Another important point is there has NEVER been even one reported human death resulting from DMT or 5-MeO-DMT use; even using pure materials. The odd report (1 or 2 third-hand accounts) of elderly shamans dying after being given a dose of snuffs known to sometimes be extraordinarily potent in 5-MeO-DMT content has also been attributed, by Bo Holmstedt, to asphyxiation due to their aged respiratory system not adequately handling the huge amounts forcibly blown up the nose; some reaching as far as the lungs! (While the user was no doubt incapable of responding to their need to breathe during those crucial first minutes.)

[Note: there was in 2004 a report of a human death involving 5-MeO-DMT as part of an ayahuasca analog brew.

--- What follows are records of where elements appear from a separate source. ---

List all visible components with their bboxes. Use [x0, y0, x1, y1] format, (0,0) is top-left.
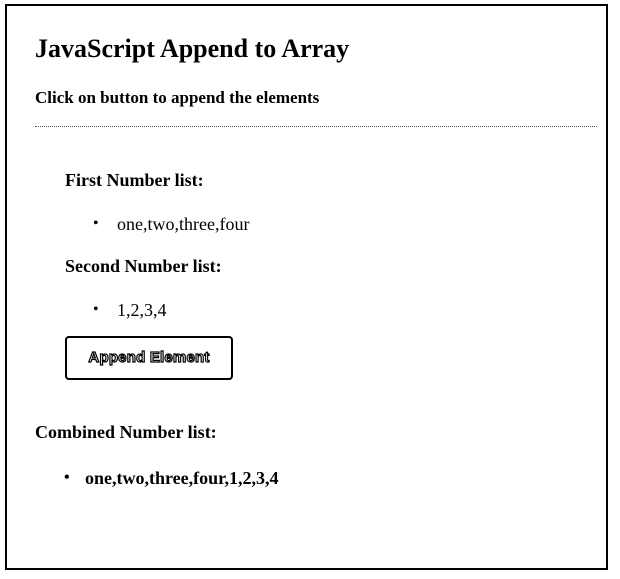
page-frame: JavaScript Append to Array Click on butt… — [5, 4, 608, 570]
second-list-item: • 1,2,3,4 — [93, 299, 167, 321]
bullet-icon: • — [64, 469, 70, 486]
first-list-label: First Number list: — [65, 170, 204, 190]
instruction-text: Click on button to append the elements — [35, 88, 320, 107]
second-list-label: Second Number list: — [65, 256, 222, 276]
append-element-button[interactable]: Append Element — [65, 336, 233, 380]
first-list-item: • one,two,three,four — [93, 213, 250, 235]
bullet-icon: • — [93, 215, 99, 232]
divider — [35, 126, 597, 127]
second-list-item-text: 1,2,3,4 — [117, 300, 167, 320]
combined-list-item-text: one,two,three,four,1,2,3,4 — [85, 468, 279, 488]
combined-list-label: Combined Number list: — [35, 422, 217, 442]
first-list-item-text: one,two,three,four — [117, 214, 250, 234]
combined-list-item: • one,two,three,four,1,2,3,4 — [64, 467, 279, 489]
bullet-icon: • — [93, 301, 99, 318]
page-title: JavaScript Append to Array — [35, 34, 350, 63]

10) While Gallagher claimed an onset of 6 minutes following oral ingestion of 5-MeO-DMT, he also noted that clinical signs of poisoning and/or deaths from grazing on Phalaris required 6-12 hours to appear and even more commonly 12-72 hours [Note 5]. Deaths have frequently been noted to occur some days (up to months) after removal of the sheep from Phalaris pasturage. [5-MeO-DMT and DMT are believed to be almost entirely removed from the system within 2 hours and a similar pattern is believed true for bufotenine.]

DMT and 5-MeO-DMT are known to be short and extremely short acting, respectively, producing at best a short-lived and very transient tolerance. (Some have reported not even this.)

This delayed onset at least suggests that metabolic products may be the toxic factors; possibly involving gut flora. Some type of metabolic poisoning may also be involved. Sasha Shulgin's comments about the potential dangers of quaternary tryptamines (or tryptophans or any other simple quaternary amine capable of cyclization) getting trapped in nerve cells bears some serious consideration. (Conversation; Mind States, Berkeley, CA 22 November 1997.

Sensitization and some sort of hypothetical delayed toxicity from tryptamine ingestion has been suggested as an explanation for this discrepancy; yet, as there are several months elapsing between the peak tryptamine levels and the peak incidence of `staggers' this would require a serious (and, for the tryptamines, absolutely absurd) period of latency.

Even Gallagher's assertion that exposure to tryptamines somehow causes lasting sensitization to the effects of adrenaline and thus can somehow result in fatality for days after exposure begs to be questioned in light of ANY of the well known and well explored pharmacological actions of these naturally occurring neurotransmitters [Note 6].

None of the dimethylated tryptamines have ever been experimentally determined to induce any type of delayed efforts or toxicity, or any sensitization to themselves, or to any phenethylamines, or, for that matter, to anything else, after their effects have worn off. And, most importantly, while exceptions do exist, animals suffering acute Phalaris poisoning frequently recover fully within several hours.

On the other hand, the animals most seriously afflicted with `staggers' took many hours to `sicken', up to some days to die [up to 5 months according to Festi & Samorini 1994] and survival after developing chronic staggers was often correlated with a poor and incomplete recovery accompanied by the demonstrable development of lesions in the liver and/or central nervous system; none of which could be produced by the experimental administration of even deliberately fatal amounts of 5-MeO-DMT.